Stability AI Unveils SVD 1.1 Upgrade Enhancing AI Video Generation Capabilities

2024-02-07

Stability AI is known for its growing content creation and coding open-source AI model array. The company has announced an upgrade to its image-to-video diffusion model, Stable Video Diffusion (SVD).

The upgraded model, called SVD 1.1, is a refined version of SVD 1.0, optimizing the generation of short AI videos with better motion and higher consistency.

In a post announcing the upgrade, Stability AI's Chief Technology Officer, Tom Mason, confirmed that the new model is available to the public and can be downloaded via Hugging Face.

He also noted that the model will be offered as part of Stability subscription membership, with different levels for individual and enterprise users, including free, $20 per month, and above. If users want to deploy the new SVD 1.1 for commercial purposes, they will need to join the membership.

What to expect from Stability AI's SVD 1.1?

As early as November 2023, Stability introduced two modes for AI videos: SVD and SVD-XT. The former is the base model, generating up to 14 frames of a four-second video using still images as reference frames. The latter is a fine-tuned version that works the same way but can generate up to 25 frames.

Now, after fine-tuning SVD-XT, Stability has released SVD 1.1. The company claims that this mode can also generate a four-second video with 25 frames, but with a resolution of 1024×576 and the same size for contextual frames.

More importantly, this upgrade is expected to provide more consistent video output compared to the original model.

For example, in many cases, SVD and SVD-XT fail to deliver realistic effects, resulting in videos with no motion or slow camera panning, and unable to generate the desired faces and characters. SVD 1.1 is expected to eliminate all these issues and promises better dynamic effects in the output.

"Fine-tuning (for SVD 1.1) was performed under fixed conditions of 6FPS and motion bucket Id 127 to improve the consistency of the output without adjusting hyperparameters. These conditions can still be adjusted and have not been removed. Performance beyond the fixed tuning settings may vary compared to SVD 1.0," as stated on the new model's Hugging Face page.


Actual AI-generated videos still need to be observed

Although Stability claims that SVD 1.1 has improved performance, the actual effects are yet to be observed. The model's Hugging Face page indicates that this mode is for research purposes only and also reminds everyone that some existing issues may still occur.

It is worth noting that, in addition to Hugging Face, the Stable Video Diffusion model can also be used through the API on Stability AI's developer platform.

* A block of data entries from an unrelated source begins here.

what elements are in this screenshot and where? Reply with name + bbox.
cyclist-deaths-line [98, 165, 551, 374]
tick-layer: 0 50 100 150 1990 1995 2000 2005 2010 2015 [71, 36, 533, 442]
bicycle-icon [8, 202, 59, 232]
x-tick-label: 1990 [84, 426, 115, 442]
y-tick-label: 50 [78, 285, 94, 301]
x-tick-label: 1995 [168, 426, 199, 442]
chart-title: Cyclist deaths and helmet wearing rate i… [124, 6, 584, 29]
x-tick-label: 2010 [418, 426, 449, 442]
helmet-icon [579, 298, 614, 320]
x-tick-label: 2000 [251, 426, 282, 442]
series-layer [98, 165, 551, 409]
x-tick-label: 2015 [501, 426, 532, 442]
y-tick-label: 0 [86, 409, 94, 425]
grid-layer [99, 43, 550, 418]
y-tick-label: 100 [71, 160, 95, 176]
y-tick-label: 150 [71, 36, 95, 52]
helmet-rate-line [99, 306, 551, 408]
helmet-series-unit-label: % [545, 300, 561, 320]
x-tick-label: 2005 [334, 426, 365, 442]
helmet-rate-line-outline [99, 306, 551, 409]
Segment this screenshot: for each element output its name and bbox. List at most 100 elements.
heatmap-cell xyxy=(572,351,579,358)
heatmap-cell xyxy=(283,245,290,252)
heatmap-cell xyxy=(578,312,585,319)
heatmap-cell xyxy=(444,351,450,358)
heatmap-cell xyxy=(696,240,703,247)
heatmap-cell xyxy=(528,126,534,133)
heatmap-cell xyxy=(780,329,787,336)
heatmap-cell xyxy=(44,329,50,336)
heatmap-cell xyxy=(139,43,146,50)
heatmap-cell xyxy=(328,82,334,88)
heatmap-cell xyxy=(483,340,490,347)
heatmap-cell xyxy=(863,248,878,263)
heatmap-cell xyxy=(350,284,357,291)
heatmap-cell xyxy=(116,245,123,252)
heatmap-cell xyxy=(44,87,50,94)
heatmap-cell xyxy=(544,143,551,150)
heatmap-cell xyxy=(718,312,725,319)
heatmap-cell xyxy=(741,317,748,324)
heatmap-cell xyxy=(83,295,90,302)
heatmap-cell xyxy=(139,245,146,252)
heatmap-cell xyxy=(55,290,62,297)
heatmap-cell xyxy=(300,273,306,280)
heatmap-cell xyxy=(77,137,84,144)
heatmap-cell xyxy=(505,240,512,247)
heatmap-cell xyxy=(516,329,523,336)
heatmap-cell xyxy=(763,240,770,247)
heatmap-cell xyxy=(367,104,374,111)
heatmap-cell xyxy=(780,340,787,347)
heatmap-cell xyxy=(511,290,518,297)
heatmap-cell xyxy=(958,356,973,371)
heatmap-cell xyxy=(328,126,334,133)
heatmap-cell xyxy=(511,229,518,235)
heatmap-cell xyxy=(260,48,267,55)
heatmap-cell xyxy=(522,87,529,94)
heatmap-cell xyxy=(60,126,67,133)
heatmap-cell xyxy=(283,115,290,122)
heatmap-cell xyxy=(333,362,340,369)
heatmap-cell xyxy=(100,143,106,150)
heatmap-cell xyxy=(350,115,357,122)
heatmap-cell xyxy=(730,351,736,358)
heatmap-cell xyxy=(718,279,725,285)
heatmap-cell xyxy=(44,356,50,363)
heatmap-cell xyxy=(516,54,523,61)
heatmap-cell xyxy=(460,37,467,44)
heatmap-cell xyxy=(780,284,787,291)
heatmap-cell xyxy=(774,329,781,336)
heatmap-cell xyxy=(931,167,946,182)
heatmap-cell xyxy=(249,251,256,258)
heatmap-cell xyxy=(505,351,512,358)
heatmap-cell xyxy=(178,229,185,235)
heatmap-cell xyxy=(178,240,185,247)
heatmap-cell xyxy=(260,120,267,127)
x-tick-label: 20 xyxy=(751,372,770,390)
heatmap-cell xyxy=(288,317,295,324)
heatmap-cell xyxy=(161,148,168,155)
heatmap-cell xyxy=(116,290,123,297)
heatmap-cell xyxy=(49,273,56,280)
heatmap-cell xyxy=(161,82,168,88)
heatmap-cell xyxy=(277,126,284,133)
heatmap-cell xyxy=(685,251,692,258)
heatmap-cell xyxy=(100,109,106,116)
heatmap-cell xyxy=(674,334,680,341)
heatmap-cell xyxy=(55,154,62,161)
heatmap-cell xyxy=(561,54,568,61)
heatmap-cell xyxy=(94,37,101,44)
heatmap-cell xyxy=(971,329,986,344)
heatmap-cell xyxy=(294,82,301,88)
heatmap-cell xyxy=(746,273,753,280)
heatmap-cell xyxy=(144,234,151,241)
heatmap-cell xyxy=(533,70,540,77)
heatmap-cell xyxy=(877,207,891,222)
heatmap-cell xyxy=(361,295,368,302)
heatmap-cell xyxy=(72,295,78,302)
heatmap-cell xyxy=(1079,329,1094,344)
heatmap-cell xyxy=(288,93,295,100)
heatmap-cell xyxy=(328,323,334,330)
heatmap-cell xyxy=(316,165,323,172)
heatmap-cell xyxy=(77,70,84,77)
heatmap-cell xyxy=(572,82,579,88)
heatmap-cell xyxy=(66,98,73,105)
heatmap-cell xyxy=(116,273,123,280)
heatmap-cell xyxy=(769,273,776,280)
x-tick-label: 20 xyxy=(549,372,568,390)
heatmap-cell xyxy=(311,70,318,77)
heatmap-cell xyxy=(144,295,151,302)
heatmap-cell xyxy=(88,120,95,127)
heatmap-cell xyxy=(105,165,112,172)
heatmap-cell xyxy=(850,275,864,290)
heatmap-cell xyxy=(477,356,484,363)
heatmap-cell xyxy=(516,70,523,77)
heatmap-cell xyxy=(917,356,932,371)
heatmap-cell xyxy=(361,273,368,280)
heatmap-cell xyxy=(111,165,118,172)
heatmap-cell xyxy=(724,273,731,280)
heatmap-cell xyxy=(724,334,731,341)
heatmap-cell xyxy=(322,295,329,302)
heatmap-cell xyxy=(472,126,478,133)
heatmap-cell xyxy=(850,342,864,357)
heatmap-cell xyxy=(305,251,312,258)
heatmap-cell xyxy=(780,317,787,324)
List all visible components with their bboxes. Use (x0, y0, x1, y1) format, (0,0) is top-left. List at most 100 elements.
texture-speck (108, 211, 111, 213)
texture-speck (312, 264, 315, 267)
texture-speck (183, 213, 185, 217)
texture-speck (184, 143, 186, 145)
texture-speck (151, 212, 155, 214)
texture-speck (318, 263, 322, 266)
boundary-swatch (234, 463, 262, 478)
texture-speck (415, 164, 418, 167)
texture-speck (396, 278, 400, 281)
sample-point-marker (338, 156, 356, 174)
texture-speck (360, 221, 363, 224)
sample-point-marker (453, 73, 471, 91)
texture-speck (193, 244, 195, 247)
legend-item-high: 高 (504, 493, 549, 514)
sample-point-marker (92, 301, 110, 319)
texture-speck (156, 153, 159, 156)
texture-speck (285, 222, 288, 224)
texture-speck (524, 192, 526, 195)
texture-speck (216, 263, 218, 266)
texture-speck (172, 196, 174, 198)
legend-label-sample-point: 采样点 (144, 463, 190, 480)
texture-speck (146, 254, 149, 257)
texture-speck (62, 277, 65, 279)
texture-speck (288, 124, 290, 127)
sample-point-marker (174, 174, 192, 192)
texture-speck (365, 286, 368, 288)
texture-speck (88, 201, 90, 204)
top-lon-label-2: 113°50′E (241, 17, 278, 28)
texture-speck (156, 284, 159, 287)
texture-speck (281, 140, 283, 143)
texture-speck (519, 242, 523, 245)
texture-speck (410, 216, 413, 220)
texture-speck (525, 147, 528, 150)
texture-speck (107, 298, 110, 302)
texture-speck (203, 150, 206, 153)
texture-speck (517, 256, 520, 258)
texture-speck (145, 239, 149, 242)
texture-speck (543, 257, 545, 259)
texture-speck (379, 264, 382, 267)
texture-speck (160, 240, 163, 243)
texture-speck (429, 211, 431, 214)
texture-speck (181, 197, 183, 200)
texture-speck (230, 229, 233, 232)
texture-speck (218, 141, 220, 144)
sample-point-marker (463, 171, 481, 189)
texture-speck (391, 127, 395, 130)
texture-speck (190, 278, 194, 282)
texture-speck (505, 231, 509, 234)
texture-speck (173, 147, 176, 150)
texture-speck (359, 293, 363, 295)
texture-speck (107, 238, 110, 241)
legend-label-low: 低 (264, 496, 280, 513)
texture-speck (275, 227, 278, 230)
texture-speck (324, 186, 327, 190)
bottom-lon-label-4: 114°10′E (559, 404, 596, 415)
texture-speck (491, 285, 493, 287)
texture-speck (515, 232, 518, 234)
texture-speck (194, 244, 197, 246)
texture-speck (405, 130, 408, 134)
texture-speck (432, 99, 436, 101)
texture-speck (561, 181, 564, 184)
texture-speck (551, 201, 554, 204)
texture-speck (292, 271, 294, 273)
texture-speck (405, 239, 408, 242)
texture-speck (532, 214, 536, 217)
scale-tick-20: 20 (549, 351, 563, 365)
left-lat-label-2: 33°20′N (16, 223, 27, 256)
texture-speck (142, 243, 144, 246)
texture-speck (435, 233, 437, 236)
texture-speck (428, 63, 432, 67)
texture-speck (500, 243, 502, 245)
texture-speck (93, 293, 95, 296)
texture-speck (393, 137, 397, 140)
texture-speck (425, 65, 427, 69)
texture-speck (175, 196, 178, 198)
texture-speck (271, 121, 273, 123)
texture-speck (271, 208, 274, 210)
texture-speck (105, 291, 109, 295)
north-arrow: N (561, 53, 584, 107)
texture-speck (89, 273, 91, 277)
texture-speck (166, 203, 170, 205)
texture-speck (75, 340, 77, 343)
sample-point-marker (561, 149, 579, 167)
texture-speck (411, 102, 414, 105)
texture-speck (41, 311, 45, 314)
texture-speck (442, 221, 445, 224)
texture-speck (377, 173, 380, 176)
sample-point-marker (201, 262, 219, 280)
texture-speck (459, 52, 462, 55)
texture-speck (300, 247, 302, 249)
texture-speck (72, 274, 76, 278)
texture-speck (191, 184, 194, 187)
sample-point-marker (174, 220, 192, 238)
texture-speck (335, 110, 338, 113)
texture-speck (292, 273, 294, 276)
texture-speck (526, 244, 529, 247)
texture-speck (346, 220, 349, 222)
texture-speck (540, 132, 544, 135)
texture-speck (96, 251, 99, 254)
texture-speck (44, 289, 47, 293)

This provides developers with a convenient way to seamlessly integrate advanced video generation into their products.

"...We have released the Stable Video Diffusion API, which can generate 4-second videos in MP4 format, including 25 generated frames and the remaining interpolated frames, at a frame rate of 24fps. We support motion intensity control as well as various layouts and resolutions, including 1024×576, 768×768, and 576×1024," Mason stated in his post.

Last year, Stability AI drove the development of generative AI through frequent model releases. It seems that 2024 is following the same path. Founded in 2019, the company has raised a significant amount of funding, including the $101 million announced in 2022. However, it is not the only company operating in this field. Competitors like Runway and Pika have also gained attention for their customer-facing web platforms, which not only generate videos but also offer options for easy customization and upgrades.

Recently, competitor Runway introduced the Multi Motion Brush feature on its platform, allowing users to add motion to specific parts of AI videos. Another AI video generation company, Pika, allows users to modify specific areas in videos, such as replacing a cow's face with a duck's face. However, both platforms still do not provide their models through an API, making it impossible for developers to integrate them into their respective applications.